Cognitive Behavioral Therapy
Cognitive-behavioral therapy, or CBT, is a form of talk therapy that focuses on changing the way a person thinks, as many times our thoughts lead to our actions. CBT does this by exploring the relationship between a person’s thoughts, feelings and behaviors. A patient participating in CBT is instructed to identify negative (reactive) thinking and change these thoughts patterns to respond in a healthy manner. CBT is usually time-limited with a focus on a particular goal and is practiced by most psychotherapists, as it is accepted and covered by most insurances providers. Whether or not CBT is effective depends strongly on the relationship between the patient and the therapist, as well as the patient’s desire to make a change.

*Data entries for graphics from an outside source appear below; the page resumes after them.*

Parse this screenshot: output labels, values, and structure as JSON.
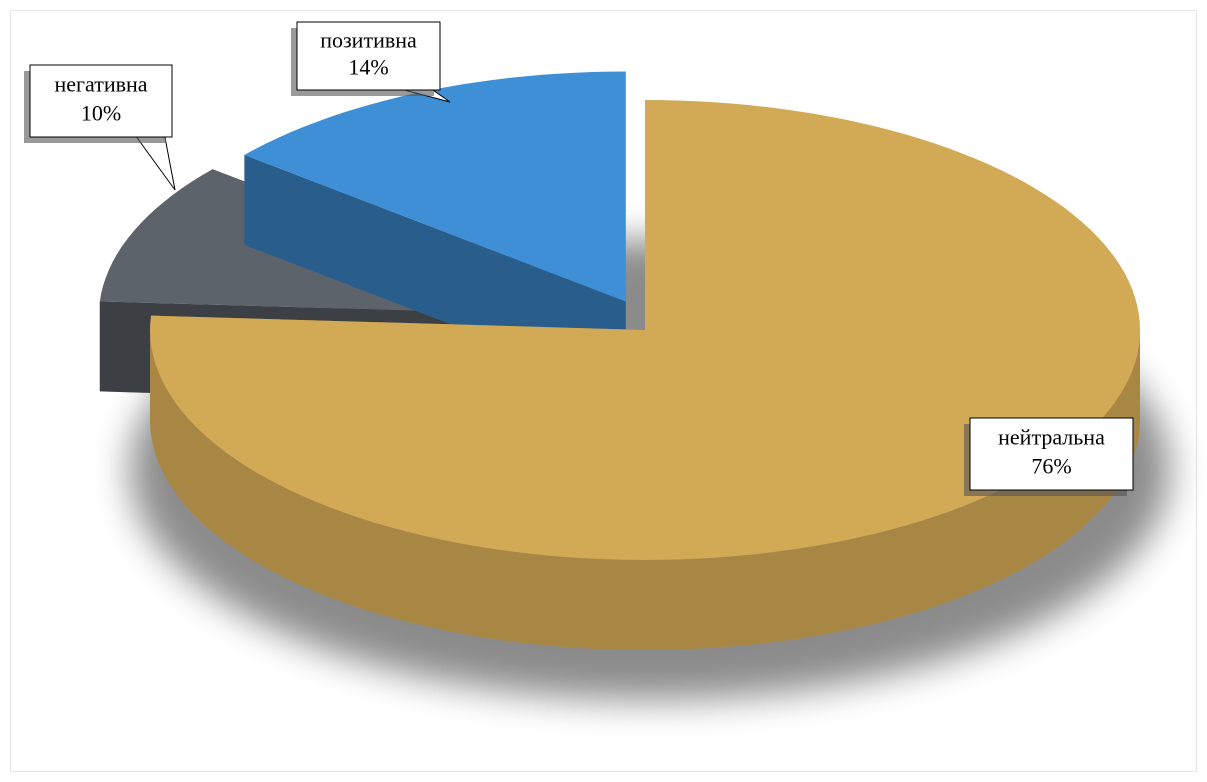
{
  "chart_data": {
    "type": "pie",
    "categories": [
      "негативна",
      "позитивна",
      "нейтральна"
    ],
    "values": [
      10,
      14,
      76
    ],
    "value_labels": [
      "10%",
      "14%",
      "76%"
    ],
    "colors": [
      "#5d636b",
      "#3f8fd6",
      "#d2a955"
    ]
  }
}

Dialectical Behavioral therapy
Dialectical behavioral therapy, or DBT, is a modified form of CBT. DBT focuses on how a person interacts with others. DBT theory suggests that we may react more intensely to situations that involve different people. Such as responding much more dramatically or emotionally to your spouse or parent then you would a co-worker. DBT focuses on learning skills such as mindfulness or living in the present, emotional regulation or emotional intelligence and distress tolerance. DBT is the primary therapy for Borderline Personality Disorder. DBT is composed of both individual and group therapy and is typically provided over a year or more.

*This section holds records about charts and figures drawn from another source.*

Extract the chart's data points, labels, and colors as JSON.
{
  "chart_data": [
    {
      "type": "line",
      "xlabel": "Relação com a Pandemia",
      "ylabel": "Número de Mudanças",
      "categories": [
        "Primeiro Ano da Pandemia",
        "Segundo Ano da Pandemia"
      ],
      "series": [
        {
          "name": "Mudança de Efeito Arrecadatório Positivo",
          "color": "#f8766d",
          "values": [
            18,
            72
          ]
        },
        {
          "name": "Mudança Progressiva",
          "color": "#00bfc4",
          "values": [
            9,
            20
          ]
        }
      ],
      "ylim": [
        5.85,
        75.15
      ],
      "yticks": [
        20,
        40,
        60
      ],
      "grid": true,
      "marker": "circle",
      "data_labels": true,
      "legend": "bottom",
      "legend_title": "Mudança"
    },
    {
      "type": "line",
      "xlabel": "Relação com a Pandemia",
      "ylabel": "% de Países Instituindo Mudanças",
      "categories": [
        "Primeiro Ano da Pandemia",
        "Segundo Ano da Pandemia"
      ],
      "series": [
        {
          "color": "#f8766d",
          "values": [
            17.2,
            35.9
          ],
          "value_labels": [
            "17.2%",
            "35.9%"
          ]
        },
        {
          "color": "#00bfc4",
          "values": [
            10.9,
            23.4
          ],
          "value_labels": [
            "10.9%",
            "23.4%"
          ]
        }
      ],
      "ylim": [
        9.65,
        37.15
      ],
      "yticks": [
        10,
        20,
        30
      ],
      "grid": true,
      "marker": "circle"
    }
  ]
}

Other Types of Psychotherapy
EMDR (Eye Movement Desensitization and Reprocessing) is a psychotherapy that enables people to heal from the symptoms and emotional distress that are the result of disturbing life experiences. Developed by Dr. Francine Shapiro, is a research-supported, psychotherapy approach designed to treat symptoms of trauma and posttraumatic stress (PTSD). EMDR sessions follow a specific sequence of phases, and therapist use bilateral stimulation, such as eye movements, to help the patient process unresolved memories from these events.